Asylsuchende, deren Gesuch abgelehnt wird, erhalten seit 2008 die sogenannte Nothilfe. Das Nothilfesystem wurde in der Schweiz eingeführt, um Asylsuchende mit Negativentscheid dazu zu bringen, das Land zu verlassen. Je nach Kanton, in dem sich die abgewiesenen Asylsuchenden befinden, beträgt die Nothilfe 7 bis 9 Franken am Tag. Sie erhalten eine Schlafstätte, Krankenversicherung und Sachleistungen wie zum Beispiel eine Zahnbürste oder Hausschuhe.

… menschenunwürdige Unterkünfte ….

Asylsuchende im Nothilfesystem leben in extremer Armut und teilweise in menschenunwürdigen Unterkünften – in unterirdischen Bunkern, in Mehrbettenzimmern ohne Privatsphäre. Sie dürfen nicht arbeiten, leben sozial isoliert und der Zugang zu medizinischen Angeboten ist stark eingeschränkt.

… Langzeitaufenthalt

Das Nothilfesystem funktioniert nur bedingt.
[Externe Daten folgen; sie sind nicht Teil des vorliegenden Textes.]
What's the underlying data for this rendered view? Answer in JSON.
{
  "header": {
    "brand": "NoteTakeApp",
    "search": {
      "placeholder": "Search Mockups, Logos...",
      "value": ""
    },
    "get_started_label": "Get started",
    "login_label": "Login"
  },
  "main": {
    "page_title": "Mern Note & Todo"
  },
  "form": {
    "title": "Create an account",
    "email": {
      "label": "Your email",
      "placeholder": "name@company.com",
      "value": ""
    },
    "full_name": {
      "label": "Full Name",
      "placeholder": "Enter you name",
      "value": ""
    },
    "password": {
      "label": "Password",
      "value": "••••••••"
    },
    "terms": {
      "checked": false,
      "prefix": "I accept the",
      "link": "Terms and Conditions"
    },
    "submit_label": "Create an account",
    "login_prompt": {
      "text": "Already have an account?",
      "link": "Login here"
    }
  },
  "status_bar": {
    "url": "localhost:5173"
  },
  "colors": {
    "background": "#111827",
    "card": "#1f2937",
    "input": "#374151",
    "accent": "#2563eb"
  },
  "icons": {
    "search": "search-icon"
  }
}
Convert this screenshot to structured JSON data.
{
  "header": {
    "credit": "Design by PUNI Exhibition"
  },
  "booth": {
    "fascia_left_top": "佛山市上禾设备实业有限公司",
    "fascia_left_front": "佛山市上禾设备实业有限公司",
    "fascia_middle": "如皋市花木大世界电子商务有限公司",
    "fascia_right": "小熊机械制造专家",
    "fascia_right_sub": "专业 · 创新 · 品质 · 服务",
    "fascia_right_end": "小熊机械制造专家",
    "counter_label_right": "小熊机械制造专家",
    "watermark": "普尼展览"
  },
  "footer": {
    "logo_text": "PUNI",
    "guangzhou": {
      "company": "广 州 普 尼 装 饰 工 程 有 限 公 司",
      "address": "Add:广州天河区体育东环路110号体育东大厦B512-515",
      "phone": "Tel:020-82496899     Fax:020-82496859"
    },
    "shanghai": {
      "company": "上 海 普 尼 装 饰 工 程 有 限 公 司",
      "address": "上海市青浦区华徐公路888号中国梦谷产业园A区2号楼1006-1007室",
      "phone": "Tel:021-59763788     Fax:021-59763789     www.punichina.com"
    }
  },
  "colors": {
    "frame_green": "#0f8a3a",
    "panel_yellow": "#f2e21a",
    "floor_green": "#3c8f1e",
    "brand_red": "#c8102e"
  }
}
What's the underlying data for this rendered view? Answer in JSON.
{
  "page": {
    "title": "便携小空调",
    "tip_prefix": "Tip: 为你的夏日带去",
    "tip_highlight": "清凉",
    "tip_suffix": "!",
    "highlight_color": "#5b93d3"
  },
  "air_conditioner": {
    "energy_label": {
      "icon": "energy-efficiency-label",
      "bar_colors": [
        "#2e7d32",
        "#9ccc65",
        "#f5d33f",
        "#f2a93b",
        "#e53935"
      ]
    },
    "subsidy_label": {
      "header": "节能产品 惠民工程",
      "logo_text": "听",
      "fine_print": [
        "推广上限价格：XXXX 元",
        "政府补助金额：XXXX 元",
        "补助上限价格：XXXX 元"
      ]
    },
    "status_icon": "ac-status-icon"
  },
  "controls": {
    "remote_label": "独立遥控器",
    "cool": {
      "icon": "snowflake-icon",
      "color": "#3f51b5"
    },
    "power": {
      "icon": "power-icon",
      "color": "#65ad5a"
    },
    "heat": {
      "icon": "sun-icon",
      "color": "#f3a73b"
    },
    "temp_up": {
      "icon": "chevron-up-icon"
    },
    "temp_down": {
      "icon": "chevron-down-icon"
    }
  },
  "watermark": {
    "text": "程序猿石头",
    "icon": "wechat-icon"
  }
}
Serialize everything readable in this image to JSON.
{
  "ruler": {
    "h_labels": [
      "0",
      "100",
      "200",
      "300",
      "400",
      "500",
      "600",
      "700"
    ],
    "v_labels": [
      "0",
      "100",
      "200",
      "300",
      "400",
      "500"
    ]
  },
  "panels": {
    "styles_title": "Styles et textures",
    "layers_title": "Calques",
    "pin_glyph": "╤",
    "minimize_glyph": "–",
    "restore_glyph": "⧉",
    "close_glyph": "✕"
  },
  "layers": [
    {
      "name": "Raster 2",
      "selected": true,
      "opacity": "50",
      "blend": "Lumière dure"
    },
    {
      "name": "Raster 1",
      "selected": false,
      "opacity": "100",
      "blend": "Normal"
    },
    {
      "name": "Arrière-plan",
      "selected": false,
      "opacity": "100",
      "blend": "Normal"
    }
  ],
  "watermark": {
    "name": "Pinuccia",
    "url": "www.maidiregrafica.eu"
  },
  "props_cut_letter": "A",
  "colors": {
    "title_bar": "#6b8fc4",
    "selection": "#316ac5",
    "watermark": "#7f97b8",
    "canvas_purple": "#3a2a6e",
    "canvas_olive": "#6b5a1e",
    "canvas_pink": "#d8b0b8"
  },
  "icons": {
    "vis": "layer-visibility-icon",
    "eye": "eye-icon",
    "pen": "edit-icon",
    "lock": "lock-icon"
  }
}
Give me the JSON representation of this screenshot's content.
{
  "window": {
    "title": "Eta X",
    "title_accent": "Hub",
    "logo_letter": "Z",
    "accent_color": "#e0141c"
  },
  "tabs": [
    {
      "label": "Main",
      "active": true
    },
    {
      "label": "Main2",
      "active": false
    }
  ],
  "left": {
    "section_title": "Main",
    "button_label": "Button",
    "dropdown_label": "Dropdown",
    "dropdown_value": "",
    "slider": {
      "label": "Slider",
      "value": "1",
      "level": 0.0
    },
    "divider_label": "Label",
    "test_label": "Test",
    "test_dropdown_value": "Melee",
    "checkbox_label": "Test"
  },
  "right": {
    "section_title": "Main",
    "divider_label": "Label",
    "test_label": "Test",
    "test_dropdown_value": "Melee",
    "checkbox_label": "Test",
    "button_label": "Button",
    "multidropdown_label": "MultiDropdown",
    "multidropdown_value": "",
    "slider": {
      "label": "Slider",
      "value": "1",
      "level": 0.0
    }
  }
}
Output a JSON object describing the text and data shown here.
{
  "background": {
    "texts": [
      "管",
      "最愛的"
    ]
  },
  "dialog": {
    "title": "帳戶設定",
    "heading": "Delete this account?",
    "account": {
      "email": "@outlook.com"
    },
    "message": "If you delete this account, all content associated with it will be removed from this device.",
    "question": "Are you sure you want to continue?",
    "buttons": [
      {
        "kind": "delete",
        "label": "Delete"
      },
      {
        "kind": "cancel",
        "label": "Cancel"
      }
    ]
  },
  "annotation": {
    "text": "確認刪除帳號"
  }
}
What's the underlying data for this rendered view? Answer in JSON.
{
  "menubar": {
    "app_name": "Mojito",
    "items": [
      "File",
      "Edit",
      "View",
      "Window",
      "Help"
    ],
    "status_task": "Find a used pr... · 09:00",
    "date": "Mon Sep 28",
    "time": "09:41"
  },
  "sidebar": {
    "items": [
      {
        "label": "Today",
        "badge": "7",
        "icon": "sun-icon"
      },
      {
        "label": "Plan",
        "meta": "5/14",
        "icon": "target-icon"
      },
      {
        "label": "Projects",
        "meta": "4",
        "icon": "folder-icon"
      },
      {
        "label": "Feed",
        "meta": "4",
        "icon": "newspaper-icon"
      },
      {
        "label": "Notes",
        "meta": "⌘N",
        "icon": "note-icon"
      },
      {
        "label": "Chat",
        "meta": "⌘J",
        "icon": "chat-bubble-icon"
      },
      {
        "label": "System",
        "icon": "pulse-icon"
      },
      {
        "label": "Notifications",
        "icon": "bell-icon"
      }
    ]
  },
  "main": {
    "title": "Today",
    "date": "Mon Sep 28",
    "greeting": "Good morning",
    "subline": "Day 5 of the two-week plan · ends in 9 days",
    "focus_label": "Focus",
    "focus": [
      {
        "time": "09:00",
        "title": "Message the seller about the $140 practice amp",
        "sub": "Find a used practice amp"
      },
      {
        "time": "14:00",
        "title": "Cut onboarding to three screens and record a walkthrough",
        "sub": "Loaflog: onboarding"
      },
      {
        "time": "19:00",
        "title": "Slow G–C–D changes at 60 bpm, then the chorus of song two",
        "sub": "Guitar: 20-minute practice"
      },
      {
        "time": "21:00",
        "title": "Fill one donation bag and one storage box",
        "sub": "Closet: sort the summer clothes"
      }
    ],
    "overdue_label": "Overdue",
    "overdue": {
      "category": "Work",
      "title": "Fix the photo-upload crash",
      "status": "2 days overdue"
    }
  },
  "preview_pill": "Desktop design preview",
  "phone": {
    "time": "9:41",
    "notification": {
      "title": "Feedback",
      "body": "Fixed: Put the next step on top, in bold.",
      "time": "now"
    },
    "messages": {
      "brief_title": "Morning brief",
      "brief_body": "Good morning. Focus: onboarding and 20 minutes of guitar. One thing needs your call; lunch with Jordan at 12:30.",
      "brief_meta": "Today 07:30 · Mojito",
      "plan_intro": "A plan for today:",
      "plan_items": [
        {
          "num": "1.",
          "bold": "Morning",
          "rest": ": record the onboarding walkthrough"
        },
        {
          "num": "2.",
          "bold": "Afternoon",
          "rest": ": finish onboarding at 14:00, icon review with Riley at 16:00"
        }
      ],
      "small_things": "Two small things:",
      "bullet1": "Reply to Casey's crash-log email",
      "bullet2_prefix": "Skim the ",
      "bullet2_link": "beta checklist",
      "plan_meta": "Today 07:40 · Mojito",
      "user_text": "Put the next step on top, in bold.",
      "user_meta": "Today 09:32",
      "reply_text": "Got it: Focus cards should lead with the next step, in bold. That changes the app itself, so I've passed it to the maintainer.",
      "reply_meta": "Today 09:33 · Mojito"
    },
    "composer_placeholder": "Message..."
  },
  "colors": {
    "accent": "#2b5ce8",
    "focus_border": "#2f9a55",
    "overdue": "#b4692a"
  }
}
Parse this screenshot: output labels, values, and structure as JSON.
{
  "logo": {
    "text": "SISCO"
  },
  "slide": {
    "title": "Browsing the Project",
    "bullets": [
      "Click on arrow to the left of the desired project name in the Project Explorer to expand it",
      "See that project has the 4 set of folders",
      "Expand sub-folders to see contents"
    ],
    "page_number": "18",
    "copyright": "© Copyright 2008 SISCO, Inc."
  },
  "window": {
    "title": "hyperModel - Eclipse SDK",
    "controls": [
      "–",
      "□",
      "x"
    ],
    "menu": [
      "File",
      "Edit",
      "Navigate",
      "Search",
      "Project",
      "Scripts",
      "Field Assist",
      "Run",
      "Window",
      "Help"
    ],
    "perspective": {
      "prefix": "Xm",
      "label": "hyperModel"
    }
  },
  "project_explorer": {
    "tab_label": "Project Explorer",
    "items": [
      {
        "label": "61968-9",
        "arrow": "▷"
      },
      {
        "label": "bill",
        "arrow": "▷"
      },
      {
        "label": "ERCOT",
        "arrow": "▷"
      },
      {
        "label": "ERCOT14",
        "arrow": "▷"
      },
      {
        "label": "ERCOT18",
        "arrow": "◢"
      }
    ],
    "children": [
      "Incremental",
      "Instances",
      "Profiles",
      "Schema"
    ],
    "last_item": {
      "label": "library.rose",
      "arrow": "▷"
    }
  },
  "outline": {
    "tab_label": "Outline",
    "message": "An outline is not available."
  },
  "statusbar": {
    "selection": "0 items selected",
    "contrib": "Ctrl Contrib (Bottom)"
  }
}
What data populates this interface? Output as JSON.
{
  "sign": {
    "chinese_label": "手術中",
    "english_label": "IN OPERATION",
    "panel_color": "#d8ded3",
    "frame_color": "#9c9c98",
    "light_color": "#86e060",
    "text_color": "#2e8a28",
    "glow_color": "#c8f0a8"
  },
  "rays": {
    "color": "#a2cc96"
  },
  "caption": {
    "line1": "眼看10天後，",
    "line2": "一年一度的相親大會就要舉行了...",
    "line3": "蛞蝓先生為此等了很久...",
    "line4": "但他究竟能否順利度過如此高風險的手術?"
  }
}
Es gibt Menschen, die seit fünf bis zehn, manchmal sogar seit 15 Jahren im Nothilfesystem leben, darunter auch viele Kinder. Laut Zahlen des Staatssekretariats für Migration (SEM) lebten 2020 1’061 Kinder in der Nothilfe. 380 dieser Minderjährigen befanden sich Ende 2020 seit über einem Jahr in der Nothilfe.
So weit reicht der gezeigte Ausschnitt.